As with any job, she said, “We all think differently and have different strengths and weaknesses.”

They said there is a strong support system throughout the county’s firefighting and first responder community that they are able to lean on and turn to after particularly traumatic calls.

Wisecup said one of the biggest difference he’s seen is that women, to him, make better EMTs, because of that maternal, more empathetic instinct.

Being a mother also brings a different aspect to being away from home for longer stretches, and never knowing when they may have to go into a dangerous situation.

Bracegirdle has a daughter who is 20 years old and an 18-year-old son who joined the Oak Creek Fire Department just a few months ago.

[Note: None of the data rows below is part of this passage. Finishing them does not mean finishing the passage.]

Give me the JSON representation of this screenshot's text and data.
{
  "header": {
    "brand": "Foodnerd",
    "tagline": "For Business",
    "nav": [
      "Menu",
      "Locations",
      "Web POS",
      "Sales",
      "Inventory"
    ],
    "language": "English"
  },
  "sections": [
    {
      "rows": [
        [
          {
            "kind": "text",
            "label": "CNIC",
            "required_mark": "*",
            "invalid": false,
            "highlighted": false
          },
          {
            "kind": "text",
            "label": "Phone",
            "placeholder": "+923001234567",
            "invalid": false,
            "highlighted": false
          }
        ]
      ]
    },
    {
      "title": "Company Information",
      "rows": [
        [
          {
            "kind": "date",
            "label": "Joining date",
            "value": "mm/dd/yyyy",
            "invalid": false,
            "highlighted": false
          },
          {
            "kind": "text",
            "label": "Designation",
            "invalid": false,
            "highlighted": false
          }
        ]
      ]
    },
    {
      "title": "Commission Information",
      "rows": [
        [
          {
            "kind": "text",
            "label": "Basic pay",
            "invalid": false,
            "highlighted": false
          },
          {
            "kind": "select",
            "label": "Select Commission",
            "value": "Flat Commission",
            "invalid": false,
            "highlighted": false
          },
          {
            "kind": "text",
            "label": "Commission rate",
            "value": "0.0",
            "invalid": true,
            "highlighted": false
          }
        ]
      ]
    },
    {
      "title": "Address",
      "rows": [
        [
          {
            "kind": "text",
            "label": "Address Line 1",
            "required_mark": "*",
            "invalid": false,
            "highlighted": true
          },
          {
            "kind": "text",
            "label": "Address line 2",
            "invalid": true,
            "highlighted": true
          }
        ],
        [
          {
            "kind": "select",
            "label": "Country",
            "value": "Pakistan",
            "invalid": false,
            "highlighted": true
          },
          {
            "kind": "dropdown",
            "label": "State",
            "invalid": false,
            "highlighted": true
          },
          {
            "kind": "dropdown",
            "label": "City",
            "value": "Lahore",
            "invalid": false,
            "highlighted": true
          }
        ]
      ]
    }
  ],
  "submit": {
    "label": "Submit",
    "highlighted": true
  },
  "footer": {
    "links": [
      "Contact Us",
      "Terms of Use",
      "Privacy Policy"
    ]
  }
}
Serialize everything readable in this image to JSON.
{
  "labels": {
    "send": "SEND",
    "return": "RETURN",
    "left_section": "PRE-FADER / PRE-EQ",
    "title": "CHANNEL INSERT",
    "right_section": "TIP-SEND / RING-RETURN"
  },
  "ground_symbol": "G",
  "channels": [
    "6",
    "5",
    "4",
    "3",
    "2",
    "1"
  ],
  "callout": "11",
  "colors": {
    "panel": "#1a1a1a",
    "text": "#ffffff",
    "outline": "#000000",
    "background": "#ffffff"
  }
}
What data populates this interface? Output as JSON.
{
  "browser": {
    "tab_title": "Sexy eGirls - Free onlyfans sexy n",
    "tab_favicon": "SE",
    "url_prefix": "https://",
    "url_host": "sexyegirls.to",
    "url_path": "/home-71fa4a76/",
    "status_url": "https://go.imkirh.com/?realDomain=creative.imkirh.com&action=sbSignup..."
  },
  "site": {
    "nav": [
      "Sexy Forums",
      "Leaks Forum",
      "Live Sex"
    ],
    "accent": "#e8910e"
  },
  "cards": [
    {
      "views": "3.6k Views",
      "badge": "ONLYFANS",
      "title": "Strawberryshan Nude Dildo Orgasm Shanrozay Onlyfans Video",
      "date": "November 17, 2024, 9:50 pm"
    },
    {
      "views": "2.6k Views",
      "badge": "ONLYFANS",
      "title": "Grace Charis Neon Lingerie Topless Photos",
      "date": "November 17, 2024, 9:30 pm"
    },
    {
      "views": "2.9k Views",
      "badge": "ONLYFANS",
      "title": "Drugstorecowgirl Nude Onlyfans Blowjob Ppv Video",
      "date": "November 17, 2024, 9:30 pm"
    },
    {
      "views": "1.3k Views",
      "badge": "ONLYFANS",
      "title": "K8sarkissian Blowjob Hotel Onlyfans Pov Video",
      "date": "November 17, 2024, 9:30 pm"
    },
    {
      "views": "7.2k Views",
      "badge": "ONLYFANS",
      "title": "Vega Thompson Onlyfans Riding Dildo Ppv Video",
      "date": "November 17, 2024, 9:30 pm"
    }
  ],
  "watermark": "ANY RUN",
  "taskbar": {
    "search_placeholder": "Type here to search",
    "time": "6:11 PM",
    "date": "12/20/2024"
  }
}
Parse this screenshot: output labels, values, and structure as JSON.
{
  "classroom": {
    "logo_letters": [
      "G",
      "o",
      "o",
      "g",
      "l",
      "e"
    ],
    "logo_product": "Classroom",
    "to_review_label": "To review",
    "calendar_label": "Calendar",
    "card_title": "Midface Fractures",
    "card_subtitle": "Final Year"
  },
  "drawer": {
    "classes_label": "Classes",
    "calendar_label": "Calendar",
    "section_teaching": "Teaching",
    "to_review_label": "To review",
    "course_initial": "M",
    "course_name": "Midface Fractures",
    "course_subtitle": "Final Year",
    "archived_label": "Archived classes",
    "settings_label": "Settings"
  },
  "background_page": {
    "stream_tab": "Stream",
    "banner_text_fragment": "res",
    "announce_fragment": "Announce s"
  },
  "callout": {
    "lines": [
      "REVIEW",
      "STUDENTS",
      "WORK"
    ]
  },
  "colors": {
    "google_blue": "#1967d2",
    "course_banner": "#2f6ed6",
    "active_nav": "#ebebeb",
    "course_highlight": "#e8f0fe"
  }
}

Her husband, Ralph Bracegirdle, worked as a firefighter and EMT in Oak Creek for 15 years. He was about six months behind her in initially signing up as a volunteer, Bracegirdle said.

She’s used to working on a team with her husband, but said she responding to calls with her son is a little different. It brings some extra worry and fear, she said, but she’s also proud.

“It’s a job that takes a lot of skill and ability,” she said. “And sometimes takes you to places that are a little more dangerous — like you might feel if your kid goes into the military.”

Drogosz has an 11-year-old son and a daughter who is 17.

“The kids worry every time I leave the house,” she said. “Especially on fire deployments when we are gone for an extended amount of time.”

Drogosz said she always checks in when she can.

“I reassure them we had a great day even if it wasn’t. The kids don’t need to hear that, and we tell them we love them and will see them soon.”

Marnie Smith is one of three full-time female firefighters with Steamboat Fire and Rescue. She has been with the department for 14 years, and has two kids — ages six and 13.

Smith said there was a long stretch where she was the only female, and she’s happy to have others on board today.

Smith is also a paramedic and vice president of Routt County Crisis Support. The group not only supports victims of fires and other trauma, but the responders as well. Bracegirdle and Drogosz said it has been a very positive part of their larger support system.

On being a mom, one memory that sticks out in Smith’s mind was after she had her baby when she would be using a breast pump and having to suddenly turn it off when an emergency call came in.

But Smith just views those challenges as a way to improve her multitasking skills.

“It is an amazing opportunity for me to be a full-time firefighter paramedic and a full-time mom at the same time,” she said.

Drogosz and Bracegirdle both said they have faced discrimination or have been treated differently as women in a male-dominated profession, but they said it wasn’t malicious.

They said it often manifests in their male counterparts not necessarily meaning to discriminate.

“It’s more coming in and doing the job for me instead of letting me do the job,” Bracegirdle said.

“It can just be the gentleman coming out,” Drogosz added.

Wisecup deals with that too, at times — the men “not letting the women do what they are capable of simply because of their gender.” He reminds them they are equals.

“If I trust them to go inside a burning structure with me, then everyone else should trust them,” he said.

Both women say on the whole, they are well supported.

“We have great guys we work with,” Drogosz said. “And all the hard work we put into the job proves we are worthy, so the respect is there.”

Of her South Routt colleagues and their historic accomplishment, Smith said she feels proud.

“I’m super proud of those guys down there,” Smith said. “What a powerful team they will make.”